04-08-2019, 10:52 PM
(04-08-2019, 10:16 PM)BmorePat87 Wrote: further findings:
The book also quotes one historian as noting that the EC "was cobbled together nearly at the last minute and adopted not because the framers believed it would work, but because it was less objectionable than two more obvius alternatives... it had no positive advantages of its own"
another notes that it "was merey a jerry rigged improvisation which has subsequently been endowed with a high theoretical content", which seems to match the influx of justifications for the EC which are not rooted in any of the actual debates at the convention.
He also quotes Madison as saying that small states do not need protection from large states as the large states were diverse in location, economy, and religion, suggesting they were more likely to be rivals than form a coalition against small states.
LOL and I just quoted Madison saying large states have the advantage in selecting candidates, small states in selecting a president from them in the contingency plan.

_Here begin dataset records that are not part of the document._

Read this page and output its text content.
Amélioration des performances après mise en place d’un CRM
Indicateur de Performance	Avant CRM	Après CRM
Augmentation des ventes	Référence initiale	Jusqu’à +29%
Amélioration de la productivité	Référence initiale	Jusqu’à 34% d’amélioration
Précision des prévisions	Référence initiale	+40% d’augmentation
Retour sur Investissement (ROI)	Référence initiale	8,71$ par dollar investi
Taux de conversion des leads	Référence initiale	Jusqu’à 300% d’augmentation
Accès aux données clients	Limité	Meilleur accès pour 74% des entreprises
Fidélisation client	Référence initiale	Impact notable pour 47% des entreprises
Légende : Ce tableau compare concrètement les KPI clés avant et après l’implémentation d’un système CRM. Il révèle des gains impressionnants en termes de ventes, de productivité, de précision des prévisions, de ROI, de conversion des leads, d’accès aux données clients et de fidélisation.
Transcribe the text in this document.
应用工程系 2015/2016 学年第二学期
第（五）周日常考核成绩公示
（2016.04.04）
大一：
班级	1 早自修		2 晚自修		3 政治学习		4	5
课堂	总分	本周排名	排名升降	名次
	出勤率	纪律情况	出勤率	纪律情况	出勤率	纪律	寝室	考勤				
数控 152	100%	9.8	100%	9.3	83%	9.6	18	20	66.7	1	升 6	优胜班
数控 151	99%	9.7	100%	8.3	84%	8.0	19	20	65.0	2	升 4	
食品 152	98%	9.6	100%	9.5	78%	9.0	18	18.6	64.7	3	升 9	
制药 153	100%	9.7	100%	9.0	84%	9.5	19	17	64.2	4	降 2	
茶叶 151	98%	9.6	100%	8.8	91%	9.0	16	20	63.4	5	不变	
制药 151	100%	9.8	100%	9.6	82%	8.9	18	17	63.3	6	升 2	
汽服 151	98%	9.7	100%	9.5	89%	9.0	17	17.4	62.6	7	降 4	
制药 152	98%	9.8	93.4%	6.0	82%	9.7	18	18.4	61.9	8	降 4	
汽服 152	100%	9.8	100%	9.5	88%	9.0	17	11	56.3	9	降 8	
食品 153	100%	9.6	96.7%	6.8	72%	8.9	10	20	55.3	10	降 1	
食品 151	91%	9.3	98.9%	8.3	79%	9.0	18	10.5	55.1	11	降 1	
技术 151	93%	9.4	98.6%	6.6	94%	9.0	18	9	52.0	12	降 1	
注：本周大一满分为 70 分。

Why the talk of large and small states here?
And no one is arguing the EC was the result of some plan from the get go, set out to balance the imbalance in population. So far as I know, every side in the literature on the debate agrees that the EC was cobbled together. Longley and Peirce say it was the first choice of few but the second choice of many. A compromise: set in motion by the concern that congressional selection would violate the separation of powers, and upon which the proportional issue weighed again and again, and in the final solution.